Bruising and fruit damage will be clearly visible after a few days, and pickers should avoid harvesting damaged fruit. Treat fruit with normal post-harvest treatments, making sure that equipment is cleaned carefully if any fruit with bacterial soft rot goes through the packing line.

Some trees that have blown over can be salvaged if root damage is not too extensive. Prune and prop the trees to help them recover. When propping, lift the trees while the soil is still wet, being careful not to damage the remaining roots. Stop lifting the tree if you hear cracking due to the root snapping on the downwind side. If in doubt, leave the tree as it fell and prune to a new shape over several years. Prune off the canopy proportionally to the amount of root loss or damage. Treat limbs for sunburn with a 1:4:20 mix of water-based white acrylic paint, micro fine lime and water (i.e. 1L paint, 4kg lime and 20L water). Treat the ground with a fungicide (e.g. phosphoric acid or Ridomil) for phytophthora.

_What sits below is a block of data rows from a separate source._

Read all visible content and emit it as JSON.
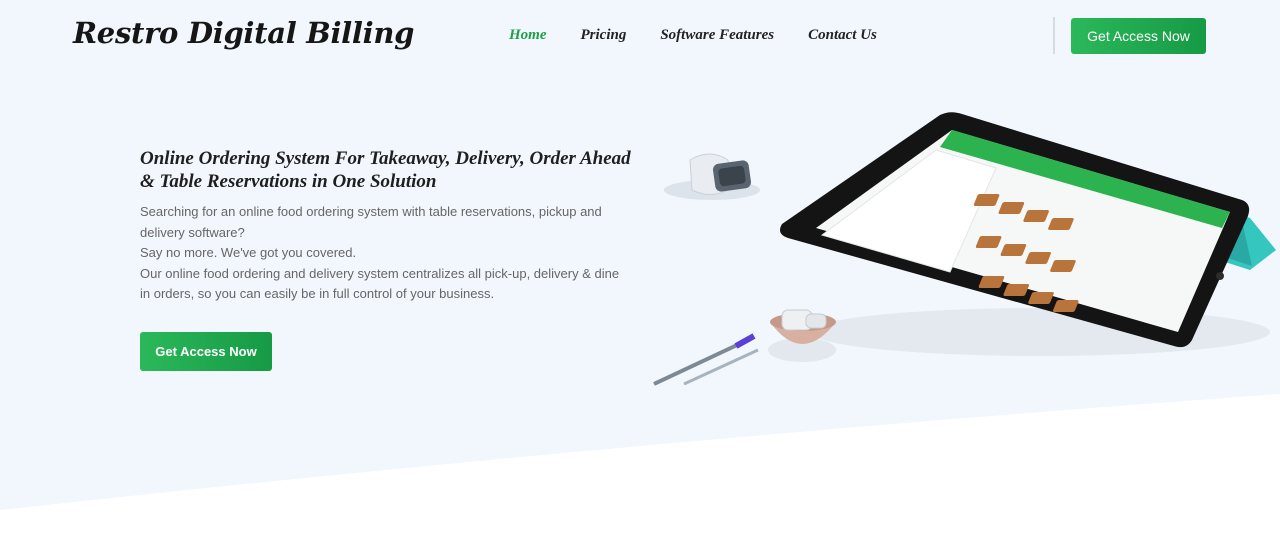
{
  "header": {
    "logo": "Restro Digital Billing",
    "nav": [
      {
        "label": "Home",
        "active": true
      },
      {
        "label": "Pricing",
        "active": false
      },
      {
        "label": "Software Features",
        "active": false
      },
      {
        "label": "Contact Us",
        "active": false
      }
    ],
    "cta_label": "Get Access Now"
  },
  "hero": {
    "title": "Online Ordering System For Takeaway, Delivery, Order Ahead & Table Reservations in One Solution",
    "paragraphs": [
      "Searching for an online food ordering system with table reservations, pickup and delivery software?",
      "Say no more. We've got you covered.",
      "Our online food ordering and delivery system centralizes all pick-up, delivery & dine in orders, so you can easily be in full control of your business."
    ],
    "cta_label": "Get Access Now"
  },
  "colors": {
    "accent": "#1f9d4a",
    "background": "#f1f7fd",
    "tablet_case": "#35c6c0"
  },
  "illustration": {
    "icons": [
      "smartwatch-icon",
      "tablet-pos-icon",
      "pen-icon",
      "bowl-icon"
    ]
  }
}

Consider sunburn protection for fruit remaining on trees, as fruit will be more exposed when leaves have been stripped from the tree. This is particularly the case with Hass. A spray-on crop protectant is recommended. You will need to gauge the volume for each tree, as this will depend on the amount of canopy lost. Apply enough protectant to get good coverage, but not to the point of run-off.

Normally a phosphorous acid injection is recommended for March, and this injection is more important than ever following heavy rain during a cyclone. Injections are favoured over foliar sprays because the leaf area needed to absorb the phosphorous acid has been reduced by the cyclone, to the point where there is not enough leaf area for sufficient absorption.

Macadamias are particularly brittle and prone to cyclone damage. Consider strategies for clearing tree rows, salvaging trees where possible and recover fallen nuts from areas where you can gain machinery access.

You should prune trees to take out any damaged and broken or twisted limbs, and apply a 1:4:20 mix of water-based white acrylic paint, micro fine lime and water to protect exposed limbs against sunburn. Pruning trees to a central main leader can provide more resilience to future high-wind events.

Many trees break or twist off at ground level, and you will need to replant these. Where trees have not broken, prop and prune to reduce the canopy to help trees recover. Open out the centre of the tree by removing selected internal branches.

The first step to recovery is to stand trees back up as soon as possible and while the soil is still wet. When this is done, broken branches are pruned and debris is cleared, spray all trees with a preventative fungicide such as mancozeb or copper.

If the canopy has been significantly reduced, apply 1:4:20 mix of water-based white acrylic paint, micro fine lime and water to protect exposed limbs against sunburn.